Nessa przedstawia
Rozdział 50
„[…] Kiedy zapanowała nad sobą na tyle, by móc się rozejrzeć, znów dostrzegła plamę czerni, dokładnie taką samą jak ta, która pochłonęła Marco, nim jednak zdążyła się nad tym zastanowić, wszystko potoczyło się bardzo szybko.
– Jestem tutaj – zapewnił ją pośpiesznie wampir. Słyszała jego głos wyraźnie, tak jak i widziała wyciągniętą ku niej dłoń, chociaż ta już przynajmniej nie próbowała jej dotykać. Cóż, do czasu. – Nie bój się, Eveline. Po prostu chodź…

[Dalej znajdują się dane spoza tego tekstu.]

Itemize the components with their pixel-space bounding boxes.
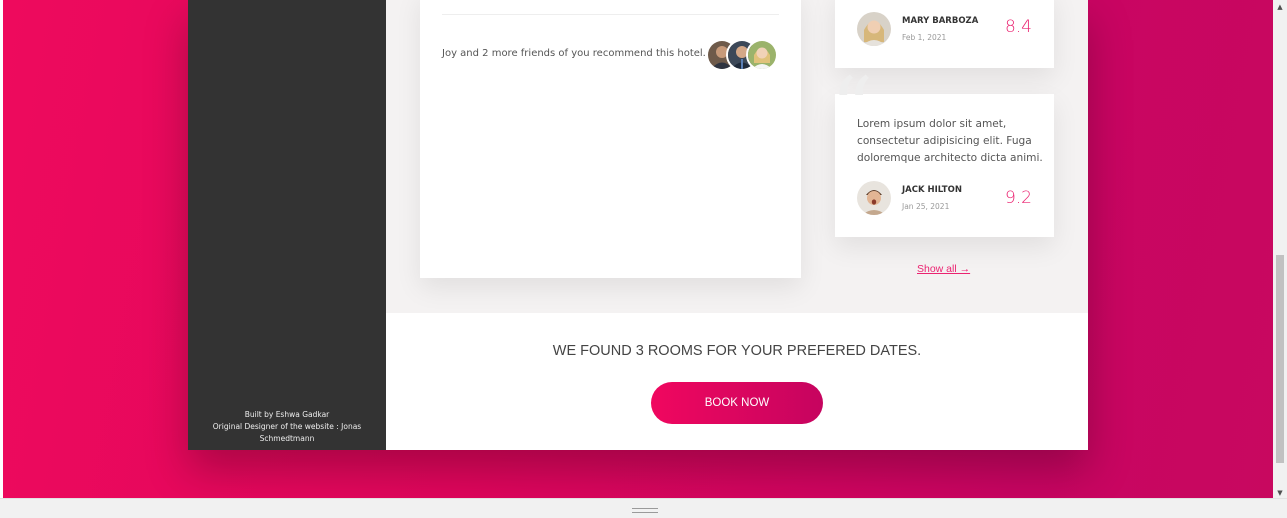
avatar-image [857, 12, 891, 46]
recommend-text: Joy and 2 more friends of you recommend … [442, 48, 706, 59]
user-name: JACK HILTON [902, 185, 962, 195]
vertical-scrollbar[interactable]: ▲ ▼ [1273, 0, 1287, 500]
window-edge [0, 0, 3, 500]
friend-avatar-image [748, 41, 776, 69]
credits-built-by: Built by Eshwa Gadkar [244, 410, 330, 419]
sidebar: Built by Eshwa Gadkar Original Designer … [188, 0, 386, 450]
cta-text: WE FOUND 3 ROOMS FOR YOUR PREFERED DATES… [552, 343, 922, 359]
page-background: Built by Eshwa Gadkar Original Designer … [0, 0, 1287, 500]
avatar [857, 12, 891, 46]
cta-section: WE FOUND 3 ROOMS FOR YOUR PREFERED DATES… [386, 313, 1088, 450]
main-content: Joy and 2 more friends of you recommend … [386, 0, 1088, 450]
review-text: Lorem ipsum dolor sit amet, consectetur … [857, 118, 1043, 164]
avatar [857, 181, 891, 215]
app-container: Built by Eshwa Gadkar Original Designer … [188, 0, 1088, 450]
book-now-button[interactable]: BOOK NOW [651, 382, 823, 424]
scroll-thumb[interactable] [1276, 255, 1284, 463]
credits: Built by Eshwa Gadkar Original Designer … [208, 409, 366, 445]
review-card: MARY BARBOZA Feb 1, 2021 8.4 [835, 0, 1054, 68]
rating-value: 8.4 [1004, 17, 1032, 37]
friends-avatars [706, 39, 778, 71]
scroll-up-arrow-icon[interactable]: ▲ [1273, 0, 1287, 14]
rating-value: 9.2 [1004, 188, 1032, 208]
resize-grip-icon[interactable] [632, 508, 658, 513]
review-card: “ Lorem ipsum dolor sit amet, consectetu… [831, 68, 1054, 237]
review-date: Feb 1, 2021 [902, 33, 947, 42]
avatar-image [857, 181, 891, 215]
friend-avatar [746, 39, 778, 71]
divider [442, 14, 779, 15]
credits-original-designer: Original Designer of the website : Jonas… [212, 422, 362, 443]
show-all-link[interactable]: Show all → [917, 263, 970, 275]
user-name: MARY BARBOZA [902, 16, 979, 26]
devtools-resize-bar[interactable] [0, 498, 1287, 518]
review-date: Jan 25, 2021 [902, 202, 950, 211]
description-card: Joy and 2 more friends of you recommend … [420, 0, 801, 278]
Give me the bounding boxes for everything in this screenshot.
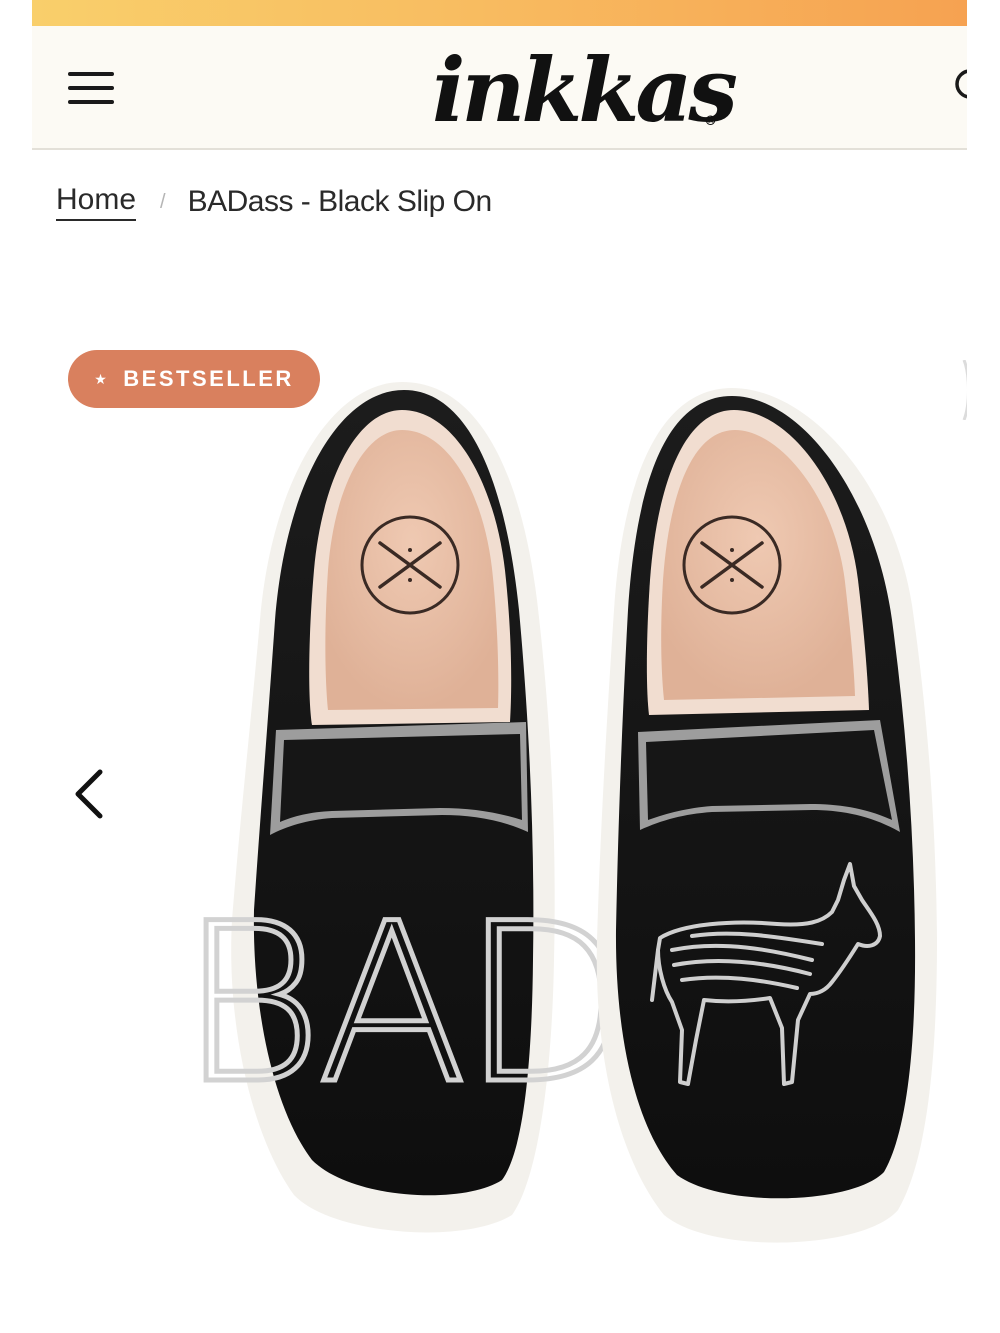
registered-mark: ® xyxy=(704,114,717,129)
breadcrumb-separator: / xyxy=(160,190,166,213)
product-gallery: BAD ★ BESTSELLER xyxy=(32,260,967,1333)
star-icon: ★ xyxy=(94,370,110,387)
brand-logo[interactable]: inkkas ® xyxy=(432,40,738,140)
page-frame: inkkas ® Home / BADass - Black Slip On B… xyxy=(32,0,967,1333)
breadcrumb: Home / BADass - Black Slip On xyxy=(56,182,492,222)
search-icon[interactable] xyxy=(950,66,967,106)
breadcrumb-home-link[interactable]: Home xyxy=(56,183,137,221)
badge-label: BESTSELLER xyxy=(123,366,294,391)
product-image: BAD xyxy=(177,382,937,1243)
promo-bar xyxy=(32,0,967,26)
next-image-peek[interactable] xyxy=(962,360,967,420)
left-shoe: BAD xyxy=(177,382,633,1233)
breadcrumb-current: BADass - Black Slip On xyxy=(187,185,493,218)
chevron-left-icon[interactable] xyxy=(66,760,112,824)
logo-text: inkkas xyxy=(432,38,738,142)
left-shoe-print: BAD xyxy=(179,876,625,1132)
site-header: inkkas ® xyxy=(32,26,967,150)
bestseller-badge: ★ BESTSELLER xyxy=(68,350,320,408)
hamburger-menu-icon[interactable] xyxy=(68,70,116,106)
right-shoe xyxy=(596,388,937,1243)
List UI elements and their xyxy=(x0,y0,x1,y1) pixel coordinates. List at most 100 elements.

– Niedoczekanie twoje, jeśli sądzisz, że ja… – zaczęła, ale i tym razem nie miała okazji, żeby chociaż spróbować dokończyć.
Ciepłe palce bez jakiegokolwiek ostrzeżenia zacisnęły się wokół jej nadgarstka, na tyle gwałtownie, żeby nie miała okazji się wyrwać. W następnej sekundzie poczuła szarpnięcie, a potem Marco najzwyczajniej w świecie wciągnął ją w pustkę.”